|Owned by:||The Weston Park Foundation|
The house and park are to be found in the very west of the county, with the border with Shropshire passing through the south of the park. It is ten miles north-west of Wolverhampton, and just eight miles north-east of Telford in Shropshire. The hall is of the 17th century and is a Grade I listed building. Several other features of the estate, such as the Orangery and the Stable block, are separately listed as Grade II.
The land on which Weston stands was first mentioned in the Domesday Book, when it was held by Norman Rainald de Bailleuil, Sheriff to Roger de Montgomery. The principal survivor of those distant times is the park which now forms part of the mediæval deer park and forest. The land was then held by the de Westons of Weston from whom it passed by inheritance to a branch of the Mytton family. Their heiress, Elizabeth Mytton married Sir Thomas Wilbraham and, through the Wilbraham's daughter Mary carried the property to the Earls of Bradford through her marriage to Richard Newport, 2nd Earl of Bradford of the first creation.
The house was built in 1671 for Lady Elizabeth Wilbraham. Although it is often claimed that she was her own architect, there is no conclusive documentary evidence for this and it is most likely that the executant architect was William Taylor, who is known to have been at Weston Park in 1674. Lady Wilbraham was evidently an enthusiastic patron, however, and her heavily-annotated copy of Palladio’s book (I Quattro Libri dell'Architettura) remains in the collection at Weston Park. The three storey twelve bayed south front of the House was originally the entrance front but alterations and improvements carried out in the latter 19th century for Orlando Bridgeman, 3rd Earl of Bradford of the second creation involved the movement of the main entrance to the east front.
In the eighteenth century, with the failure of the male line of the Newport Earls of Bradford, Weston was inherited by Sir Henry Bridgeman, 5th Baronet, whose mother Lady Anne Bridgeman (née Newport) was a granddaughter of Lady Wilbraham. The Bridgemans were already substantial landowners in Shropshire and in Warwickshire but chose to make Weston their main seat. Sir Henry Bridgeman commissioned Capability Brown to landscape the park. He also employed James Paine in the 1760s to make alteration to the House and, in the park, to add a Roman Bridge and Temple of Diana.

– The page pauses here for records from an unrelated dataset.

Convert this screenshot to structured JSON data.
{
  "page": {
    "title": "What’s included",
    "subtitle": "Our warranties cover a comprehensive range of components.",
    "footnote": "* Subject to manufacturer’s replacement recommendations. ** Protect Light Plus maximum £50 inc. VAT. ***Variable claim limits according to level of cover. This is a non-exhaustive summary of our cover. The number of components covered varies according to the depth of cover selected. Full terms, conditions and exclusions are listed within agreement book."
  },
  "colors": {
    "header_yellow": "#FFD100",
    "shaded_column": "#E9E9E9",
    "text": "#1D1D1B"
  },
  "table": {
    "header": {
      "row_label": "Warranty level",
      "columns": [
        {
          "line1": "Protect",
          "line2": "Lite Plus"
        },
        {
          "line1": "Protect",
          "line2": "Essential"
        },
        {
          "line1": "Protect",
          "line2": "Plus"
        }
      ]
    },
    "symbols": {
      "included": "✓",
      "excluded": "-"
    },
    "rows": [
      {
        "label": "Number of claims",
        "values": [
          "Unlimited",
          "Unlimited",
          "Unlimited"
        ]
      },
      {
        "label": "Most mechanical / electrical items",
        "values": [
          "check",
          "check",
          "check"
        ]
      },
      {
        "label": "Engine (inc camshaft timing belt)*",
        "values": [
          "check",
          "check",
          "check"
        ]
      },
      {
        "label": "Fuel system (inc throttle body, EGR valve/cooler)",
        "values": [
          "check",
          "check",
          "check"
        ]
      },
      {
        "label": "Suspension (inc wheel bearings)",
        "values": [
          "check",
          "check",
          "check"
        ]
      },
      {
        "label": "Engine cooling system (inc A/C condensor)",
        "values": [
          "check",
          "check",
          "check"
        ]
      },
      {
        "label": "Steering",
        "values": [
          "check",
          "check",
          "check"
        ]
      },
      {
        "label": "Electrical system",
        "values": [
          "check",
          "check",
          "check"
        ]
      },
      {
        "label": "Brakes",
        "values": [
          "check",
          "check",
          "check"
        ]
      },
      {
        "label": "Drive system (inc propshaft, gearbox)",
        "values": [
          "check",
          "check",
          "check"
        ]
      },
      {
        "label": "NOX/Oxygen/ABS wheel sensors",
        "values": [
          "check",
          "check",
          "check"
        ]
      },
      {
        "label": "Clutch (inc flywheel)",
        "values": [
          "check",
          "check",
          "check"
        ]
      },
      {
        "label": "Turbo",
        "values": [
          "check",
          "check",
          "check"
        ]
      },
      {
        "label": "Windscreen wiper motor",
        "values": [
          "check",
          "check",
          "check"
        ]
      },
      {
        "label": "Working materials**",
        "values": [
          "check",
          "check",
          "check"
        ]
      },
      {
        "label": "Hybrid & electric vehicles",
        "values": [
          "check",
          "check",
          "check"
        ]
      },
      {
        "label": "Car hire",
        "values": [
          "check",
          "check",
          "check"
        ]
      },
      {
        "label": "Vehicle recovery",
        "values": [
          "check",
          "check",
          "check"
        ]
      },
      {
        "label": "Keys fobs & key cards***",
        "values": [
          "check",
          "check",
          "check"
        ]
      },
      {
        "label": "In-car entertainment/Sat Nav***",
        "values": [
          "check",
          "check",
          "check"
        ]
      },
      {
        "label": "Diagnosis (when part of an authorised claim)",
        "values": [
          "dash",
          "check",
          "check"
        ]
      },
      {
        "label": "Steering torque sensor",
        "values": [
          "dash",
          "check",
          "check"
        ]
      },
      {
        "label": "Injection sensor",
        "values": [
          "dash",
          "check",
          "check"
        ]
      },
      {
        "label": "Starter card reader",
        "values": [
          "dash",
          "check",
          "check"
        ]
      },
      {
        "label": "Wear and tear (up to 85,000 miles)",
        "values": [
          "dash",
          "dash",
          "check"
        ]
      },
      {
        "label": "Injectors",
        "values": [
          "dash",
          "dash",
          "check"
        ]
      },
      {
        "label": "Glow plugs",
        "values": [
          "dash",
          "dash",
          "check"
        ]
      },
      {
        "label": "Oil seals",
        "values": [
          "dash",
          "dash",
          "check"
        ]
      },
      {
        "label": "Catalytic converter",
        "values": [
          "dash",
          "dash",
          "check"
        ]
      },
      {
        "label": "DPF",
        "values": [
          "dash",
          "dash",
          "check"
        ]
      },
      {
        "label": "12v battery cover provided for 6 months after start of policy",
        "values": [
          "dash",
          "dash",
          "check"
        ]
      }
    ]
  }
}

The grade I listed Roman Bridge crosses the Temple Pool in a single stone built arch. The grade I listed Temple of Diana is actually an Orangery and garden house. Built in stone ashlar in three bays and fronted with ionic columns, the interior is decorated with painted panels by G.B.I. Colombe, depicting the life of the Roman goddess Diana. It was later described by the renowned architect as "my greenhouse at Weston".

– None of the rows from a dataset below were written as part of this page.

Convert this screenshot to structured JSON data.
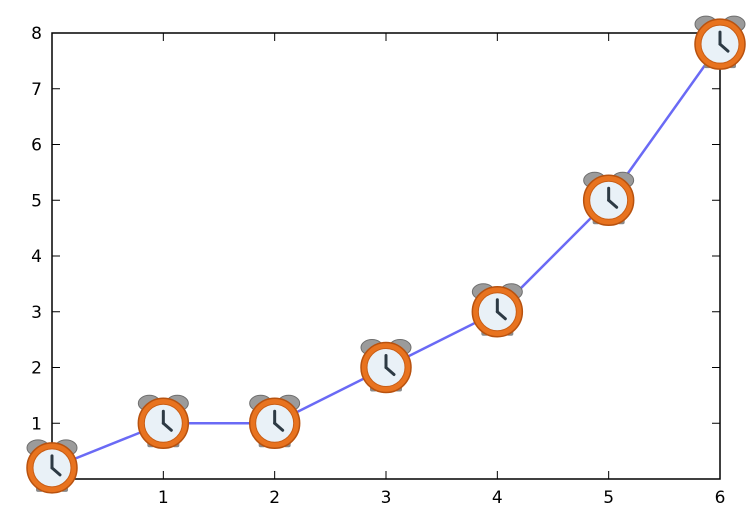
{
  "chart_data": {
    "type": "line",
    "x": [
      0,
      1,
      2,
      3,
      4,
      5,
      6
    ],
    "y": [
      0.2,
      1,
      1,
      2,
      3,
      5,
      7.8
    ],
    "xlim": [
      0,
      6
    ],
    "ylim": [
      0,
      8
    ],
    "xticks": [
      1,
      2,
      3,
      4,
      5,
      6
    ],
    "yticks": [
      1,
      2,
      3,
      4,
      5,
      6,
      7,
      8
    ],
    "title": "",
    "xlabel": "",
    "ylabel": "",
    "grid": false,
    "line_color": "#6a6af5",
    "marker_icon": "alarm-clock-icon",
    "marker_colors": {
      "ring": "#e8731f",
      "face": "#e9f1f7",
      "bell": "#9a9a9a"
    }
  }
}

Weston, the House and a thousand acres of Capability Brown Parkland was given to the nation in 1986 by the 7th Earl of Bradford, with the support of the National Heritage Memorial Fund. It is now in the care of the trustees of the Weston Park Foundation.
The 1767 Granary building was restored in 2009 with support from the Heritage Lottery Fund and regional development agency Advantage West Midlands, it is now a farm shop and art gallery with a restaurant opening on Saturday May 1, 2010.

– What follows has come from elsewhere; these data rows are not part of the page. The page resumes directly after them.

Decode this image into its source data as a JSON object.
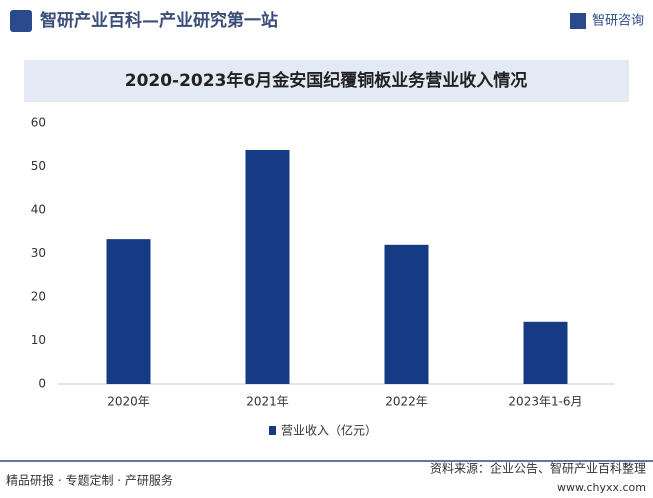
{
  "header": {
    "site_title": "智研产业百科—产业研究第一站",
    "logo": "智研咨询"
  },
  "chart_data": {
    "type": "bar",
    "title": "2020-2023年6月金安国纪覆铜板业务营业收入情况",
    "categories": [
      "2020年",
      "2021年",
      "2022年",
      "2023年1-6月"
    ],
    "series": [
      {
        "name": "营业收入（亿元）",
        "color": "#173a85",
        "values": [
          33.3,
          53.8,
          32.0,
          14.3
        ]
      }
    ],
    "ylim": [
      0,
      60
    ],
    "yticks": [
      0,
      10,
      20,
      30,
      40,
      50,
      60
    ],
    "grid": false,
    "legend": "bottom"
  },
  "footer": {
    "services": "精品研报 · 专题定制 · 产研服务",
    "source": "资料来源：企业公告、智研产业百科整理",
    "url": "www.chyxx.com"
  }
}
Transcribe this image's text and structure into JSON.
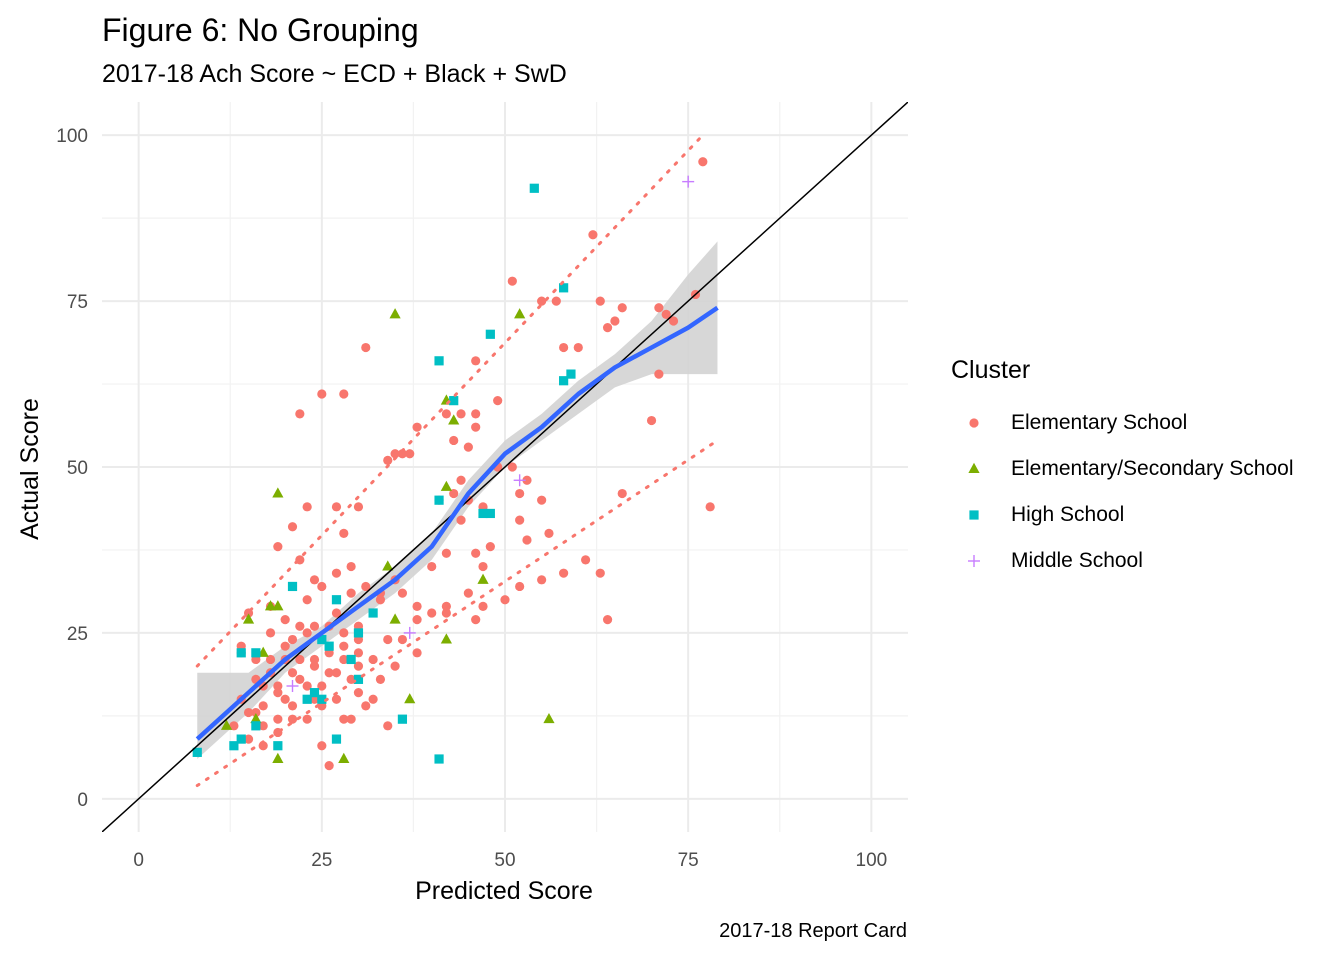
{
  "chart_data": {
    "type": "scatter",
    "title": "Figure 6: No Grouping",
    "subtitle": "2017-18 Ach Score ~ ECD + Black + SwD",
    "xlabel": "Predicted Score",
    "ylabel": "Actual Score",
    "caption": "2017-18 Report Card",
    "xlim": [
      -5,
      105
    ],
    "ylim": [
      -5,
      105
    ],
    "x_ticks": [
      "0",
      "25",
      "50",
      "75",
      "100"
    ],
    "y_ticks": [
      "0",
      "25",
      "50",
      "75",
      "100"
    ],
    "grid": true,
    "legend": {
      "title": "Cluster",
      "position": "right"
    },
    "reference_line": {
      "slope": 1,
      "intercept": 0,
      "color": "#000000"
    },
    "colors": {
      "Elementary School": "#F8766D",
      "Elementary/Secondary School": "#7CAE00",
      "High School": "#00BFC4",
      "Middle School": "#C77CFF",
      "smooth": "#3366FF",
      "band": "#d3d3d3",
      "prediction": "#F8766D"
    },
    "series": [
      {
        "name": "Elementary School",
        "shape": "circle",
        "points": [
          [
            77,
            96
          ],
          [
            62,
            85
          ],
          [
            51,
            78
          ],
          [
            63,
            75
          ],
          [
            66,
            74
          ],
          [
            71,
            74
          ],
          [
            73,
            72
          ],
          [
            72,
            73
          ],
          [
            76,
            76
          ],
          [
            55,
            75
          ],
          [
            57,
            75
          ],
          [
            64,
            71
          ],
          [
            65,
            72
          ],
          [
            31,
            68
          ],
          [
            58,
            68
          ],
          [
            60,
            68
          ],
          [
            46,
            66
          ],
          [
            25,
            61
          ],
          [
            28,
            61
          ],
          [
            22,
            58
          ],
          [
            42,
            58
          ],
          [
            44,
            58
          ],
          [
            46,
            58
          ],
          [
            35,
            52
          ],
          [
            37,
            52
          ],
          [
            34,
            51
          ],
          [
            49,
            60
          ],
          [
            46,
            56
          ],
          [
            38,
            56
          ],
          [
            43,
            54
          ],
          [
            45,
            53
          ],
          [
            36,
            52
          ],
          [
            49,
            50
          ],
          [
            51,
            50
          ],
          [
            53,
            48
          ],
          [
            52,
            46
          ],
          [
            55,
            45
          ],
          [
            66,
            46
          ],
          [
            78,
            44
          ],
          [
            70,
            57
          ],
          [
            71,
            64
          ],
          [
            44,
            48
          ],
          [
            43,
            46
          ],
          [
            45,
            45
          ],
          [
            30,
            44
          ],
          [
            23,
            44
          ],
          [
            27,
            44
          ],
          [
            41,
            45
          ],
          [
            44,
            42
          ],
          [
            47,
            44
          ],
          [
            52,
            42
          ],
          [
            53,
            39
          ],
          [
            56,
            40
          ],
          [
            48,
            38
          ],
          [
            46,
            37
          ],
          [
            47,
            35
          ],
          [
            42,
            37
          ],
          [
            40,
            35
          ],
          [
            35,
            33
          ],
          [
            33,
            31
          ],
          [
            27,
            34
          ],
          [
            29,
            35
          ],
          [
            21,
            41
          ],
          [
            19,
            38
          ],
          [
            22,
            36
          ],
          [
            24,
            33
          ],
          [
            28,
            40
          ],
          [
            25,
            32
          ],
          [
            29,
            31
          ],
          [
            31,
            32
          ],
          [
            33,
            30
          ],
          [
            36,
            31
          ],
          [
            38,
            29
          ],
          [
            40,
            28
          ],
          [
            42,
            29
          ],
          [
            45,
            31
          ],
          [
            47,
            29
          ],
          [
            50,
            30
          ],
          [
            52,
            32
          ],
          [
            55,
            33
          ],
          [
            58,
            34
          ],
          [
            61,
            36
          ],
          [
            63,
            34
          ],
          [
            64,
            27
          ],
          [
            46,
            27
          ],
          [
            42,
            28
          ],
          [
            38,
            27
          ],
          [
            34,
            24
          ],
          [
            30,
            24
          ],
          [
            27,
            28
          ],
          [
            23,
            30
          ],
          [
            20,
            27
          ],
          [
            18,
            29
          ],
          [
            15,
            28
          ],
          [
            18,
            25
          ],
          [
            21,
            24
          ],
          [
            24,
            26
          ],
          [
            26,
            22
          ],
          [
            28,
            21
          ],
          [
            30,
            20
          ],
          [
            24,
            20
          ],
          [
            22,
            21
          ],
          [
            20,
            21
          ],
          [
            18,
            19
          ],
          [
            16,
            21
          ],
          [
            14,
            22
          ],
          [
            17,
            17
          ],
          [
            20,
            15
          ],
          [
            23,
            17
          ],
          [
            25,
            14
          ],
          [
            27,
            15
          ],
          [
            29,
            12
          ],
          [
            31,
            14
          ],
          [
            33,
            18
          ],
          [
            35,
            20
          ],
          [
            38,
            22
          ],
          [
            36,
            24
          ],
          [
            32,
            21
          ],
          [
            29,
            18
          ],
          [
            27,
            19
          ],
          [
            25,
            17
          ],
          [
            23,
            12
          ],
          [
            21,
            14
          ],
          [
            19,
            12
          ],
          [
            17,
            11
          ],
          [
            15,
            9
          ],
          [
            17,
            8
          ],
          [
            19,
            10
          ],
          [
            21,
            12
          ],
          [
            25,
            8
          ],
          [
            26,
            5
          ],
          [
            28,
            12
          ],
          [
            30,
            16
          ],
          [
            32,
            15
          ],
          [
            34,
            11
          ],
          [
            24,
            21
          ],
          [
            26,
            26
          ],
          [
            28,
            25
          ],
          [
            30,
            26
          ],
          [
            23,
            25
          ],
          [
            21,
            19
          ],
          [
            19,
            17
          ],
          [
            16,
            13
          ],
          [
            14,
            15
          ],
          [
            18,
            21
          ],
          [
            20,
            23
          ],
          [
            22,
            26
          ],
          [
            28,
            23
          ],
          [
            30,
            22
          ],
          [
            26,
            19
          ],
          [
            24,
            15
          ],
          [
            22,
            18
          ],
          [
            17,
            14
          ],
          [
            15,
            13
          ],
          [
            14,
            23
          ],
          [
            16,
            18
          ],
          [
            19,
            16
          ],
          [
            13,
            11
          ]
        ]
      },
      {
        "name": "Elementary/Secondary School",
        "shape": "triangle",
        "points": [
          [
            35,
            73
          ],
          [
            52,
            73
          ],
          [
            42,
            60
          ],
          [
            43,
            57
          ],
          [
            42,
            47
          ],
          [
            19,
            46
          ],
          [
            47,
            33
          ],
          [
            34,
            35
          ],
          [
            35,
            27
          ],
          [
            42,
            24
          ],
          [
            15,
            27
          ],
          [
            18,
            29
          ],
          [
            19,
            29
          ],
          [
            17,
            22
          ],
          [
            37,
            15
          ],
          [
            56,
            12
          ],
          [
            16,
            12
          ],
          [
            12,
            11
          ],
          [
            19,
            6
          ],
          [
            28,
            6
          ]
        ]
      },
      {
        "name": "High School",
        "shape": "square",
        "points": [
          [
            54,
            92
          ],
          [
            58,
            77
          ],
          [
            48,
            70
          ],
          [
            41,
            66
          ],
          [
            59,
            64
          ],
          [
            58,
            63
          ],
          [
            43,
            60
          ],
          [
            41,
            45
          ],
          [
            47,
            43
          ],
          [
            48,
            43
          ],
          [
            21,
            32
          ],
          [
            27,
            30
          ],
          [
            32,
            28
          ],
          [
            30,
            25
          ],
          [
            25,
            24
          ],
          [
            26,
            23
          ],
          [
            14,
            22
          ],
          [
            16,
            22
          ],
          [
            29,
            21
          ],
          [
            30,
            18
          ],
          [
            25,
            15
          ],
          [
            23,
            15
          ],
          [
            16,
            11
          ],
          [
            36,
            12
          ],
          [
            14,
            9
          ],
          [
            13,
            8
          ],
          [
            19,
            8
          ],
          [
            27,
            9
          ],
          [
            8,
            7
          ],
          [
            41,
            6
          ],
          [
            24,
            16
          ]
        ]
      },
      {
        "name": "Middle School",
        "shape": "plus",
        "points": [
          [
            75,
            93
          ],
          [
            52,
            48
          ],
          [
            37,
            25
          ],
          [
            21,
            17
          ]
        ]
      }
    ],
    "smooth": {
      "x": [
        8,
        15,
        20,
        25,
        30,
        35,
        40,
        45,
        50,
        55,
        60,
        65,
        70,
        75,
        79
      ],
      "y": [
        9,
        16,
        21,
        25,
        29,
        33,
        38,
        46,
        52,
        56,
        61,
        65,
        68,
        71,
        74
      ],
      "lower": [
        6,
        13,
        19,
        23,
        27,
        31,
        36,
        44,
        50,
        54,
        58,
        62,
        64,
        64,
        64
      ],
      "upper": [
        19,
        19,
        23,
        26,
        31,
        35,
        40,
        48,
        54,
        58,
        63,
        67,
        72,
        79,
        84
      ]
    },
    "prediction_upper": {
      "x": [
        8,
        77
      ],
      "y": [
        20,
        100
      ]
    },
    "prediction_lower": {
      "x": [
        8,
        79
      ],
      "y": [
        2,
        54
      ]
    }
  }
}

Unlike the rest of the estate the Granary is open all year round and is free to enter.
Royal venue, summit venue & festival venue
Over the years, Weston has played host to many distinguished guests including King George V's daughter Mary, and the Princess Royal, who spent part of her honeymoon amid its gracious surroundings. More recently, the G8 Summit Retreat was held at Weston in 1998 and since 1999, the grounds of Weston Park have been used as one of the sites of the annual dual-site V Festival, the other site being Hylands Park in Chelmsford.
The park also hosts the annual Midland Game Fair which takes place on the third weekend of September. The fair, which hosts traditional British country pursuits including working dog trials, fishing and animal husbandry, attracts up to 50,000 visitors from both Britain and Ireland.